Çocuklarda tuvalet alışkanlığı
--------------------------------------------------------------------------------
Anne ve babaların çocuk yetiştirirken dikkat etmeleri gereken en önemli nokta
Çocuklarda tuvalet alışkanlığı
Anne ve babaların çocuk yetiştirirken dikkat etmeleri gereken en önemli nokta çocukların bazı becerileri kazanabilmelerinde belli bir olgunluk düzeyine ulaşmanın gerekli olduğudur. Tuvalet alışkanlığının kazandırılması, yani çocuğun çişini ve kakasını haber vermesi çocuğun ancak belli bir biyolojik olgunluğa ulaşması sonunda gerçekleştirilebilir. Bu biyolojik olgunluk, kas kontrolü ile ilgilidir.

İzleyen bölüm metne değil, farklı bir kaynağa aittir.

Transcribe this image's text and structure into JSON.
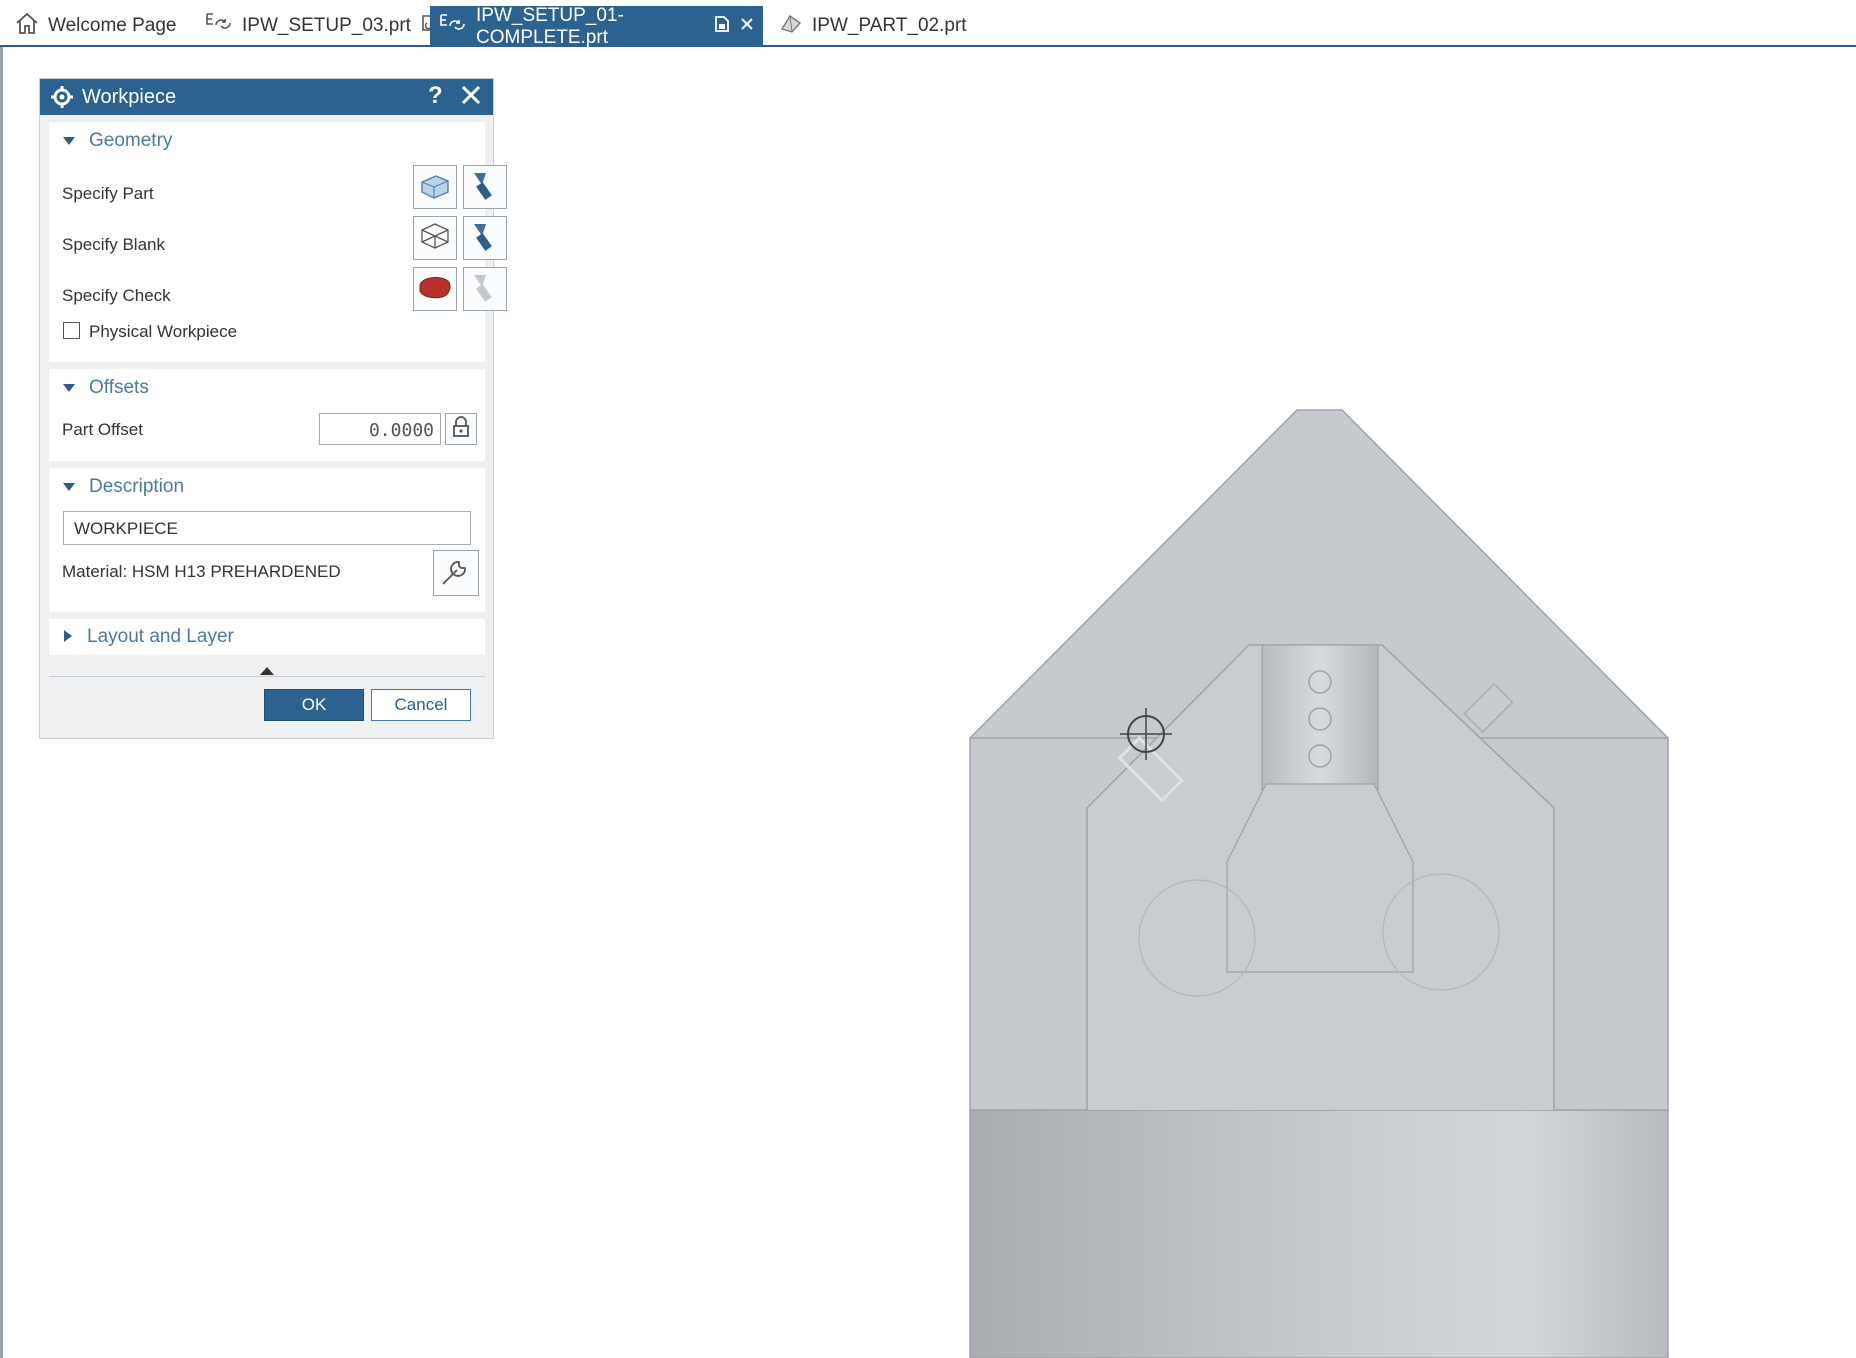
{
  "tabs": [
    {
      "label": "Welcome Page",
      "icon": "home-icon"
    },
    {
      "label": "IPW_SETUP_03.prt",
      "icon": "assembly-file-icon"
    },
    {
      "label": "IPW_SETUP_01-COMPLETE.prt",
      "icon": "assembly-file-icon",
      "active": true
    },
    {
      "label": "IPW_PART_02.prt",
      "icon": "part-file-icon"
    }
  ],
  "dialog": {
    "title": "Workpiece",
    "help_label": "?",
    "geometry": {
      "header": "Geometry",
      "specify_part": "Specify Part",
      "specify_blank": "Specify Blank",
      "specify_check": "Specify Check",
      "physical_workpiece": "Physical Workpiece",
      "physical_workpiece_checked": false
    },
    "offsets": {
      "header": "Offsets",
      "part_offset_label": "Part Offset",
      "part_offset_value": "0.0000"
    },
    "description": {
      "header": "Description",
      "value": "WORKPIECE",
      "material": "Material: HSM H13 PREHARDENED"
    },
    "layout_and_layer": {
      "header": "Layout and Layer",
      "expanded": false
    },
    "ok_label": "OK",
    "cancel_label": "Cancel"
  },
  "colors": {
    "accent": "#2b6290",
    "section_header": "#4a79a8",
    "check_body": "#c0302c",
    "model_gray": "#c4c8cc"
  }
}
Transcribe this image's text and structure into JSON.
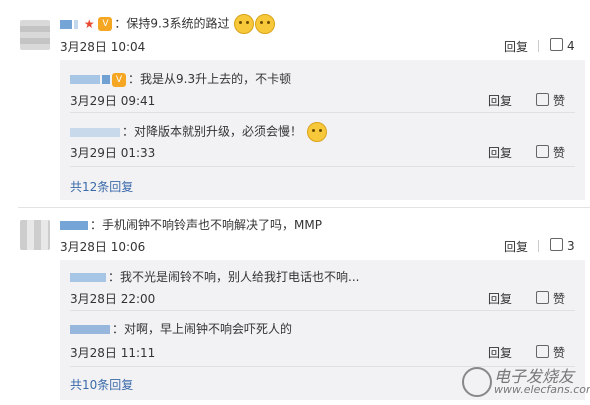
{
  "comments": [
    {
      "text": "：保持9.3系统的路过",
      "time": "3月28日 10:04",
      "reply_label": "回复",
      "like_count": "4",
      "replies": [
        {
          "text": "：我是从9.3升上去的，不卡顿",
          "time": "3月29日 09:41",
          "reply_label": "回复",
          "like_label": "赞"
        },
        {
          "text": "：对降版本就别升级，必须会慢！",
          "time": "3月29日 01:33",
          "reply_label": "回复",
          "like_label": "赞"
        }
      ],
      "more_label": "共12条回复"
    },
    {
      "text": "：手机闹钟不响铃声也不响解决了吗，MMP",
      "time": "3月28日 10:06",
      "reply_label": "回复",
      "like_count": "3",
      "replies": [
        {
          "text": "：我不光是闹铃不响，别人给我打电话也不响...",
          "time": "3月28日 22:00",
          "reply_label": "回复",
          "like_label": "赞"
        },
        {
          "text": "：对啊，早上闹钟不响会吓死人的",
          "time": "3月28日 11:11",
          "reply_label": "回复",
          "like_label": "赞"
        }
      ],
      "more_label": "共10条回复"
    }
  ],
  "watermark": {
    "cn": "电子发烧友",
    "url": "www.elecfans.com"
  },
  "colors": {
    "link": "#3b6aa9",
    "reply_bg": "#f2f2f5"
  },
  "icons": {
    "like": "thumbs-up-icon",
    "emoji": "cat-emoji-icon",
    "vip": "vip-badge-icon"
  }
}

Anne ve babanın, tuvalet eğitiminde sıra ile şu adımların kazanılmasını gözlemlemesi gerekmektedir: Çocuktan çocuğa küçük farklılıklar görülmekle beraber genelde tuvalet eğitiminin başlangıcında henüz kas kontrolü yeterli olmadığından idrar kesesi boşalma ihtiyacı duyduğunda bekleyemez. Bu nedenle, başlangıçta sık sık altını ıslatma son derece normaldir. Anneler, bu dönemde ev içinde gerekli düzenlemeleri yaparlarsa temizlik ve sağlık bilgisi nedeni ile duyulan kaygılar ortadan kalkar. Annenin, temizlik nedeni ile sinirli olması ve çocuğa bir an önce öğrenmesi için baskı yapması bu süreci olumsuz etkiler. Çocuklar, öncelikle ıslaklığı fark ederler. Bu nedenle yaptıktan sonra haber verirler. Bu dönemde, ebeveynler tarafından övgü alan, desteklenen çocukların haber verme davranışı giderek, yapmak üzere olduğunu hissederek haber vermesine dönüşür. Çoğunlukla, 2 yaşına gelindiğinde çocuklar tuvaletlerini vaktinde haber verirler. İki buçuk yaşa doğru, çocuklar tuvaletleri geldiğinde kendiliğinden tuvalete gitmeye başlarlar. Ancak, temizlenmek için yardıma ihtiyaçları devam eder. Anne ve babanın; sakin, kararlı ve destekleyici tutumları ile giderek çocuğun gün içinde kaçırmaları da azalır. Dört - beş yaşlarına kadar kaçırmaların olması son derece normaldir.
Ebeveyn telaşlı olursa!
*Anne ve baba eğer bu süreçte, sabırsız ve cezalandırıcı bir tutum içinde olursa çocukta ortaya çıkan korku ve endişe duyguları onu olumsuz biçimde etkiler. Bu çocuklardan bazıları ileriki yaşlarda bu konuda problemler yaşayabilirler (gece altını ıslatma). Bu konuda yaşanan bir başka yanlış tutum da, ailenin bu sürecin uzaması durumunda eğitimden -şimdi öğrenemeyecek diyerek vazgeçmeleridir. Bu durumda, çocuk için hem çok olumsuz bir deneyim yaşanmış olur, hem de çocuğun bir işi başaracağına ilişkin kendine ve çevresine olan güven duygusu yaralanmış olur.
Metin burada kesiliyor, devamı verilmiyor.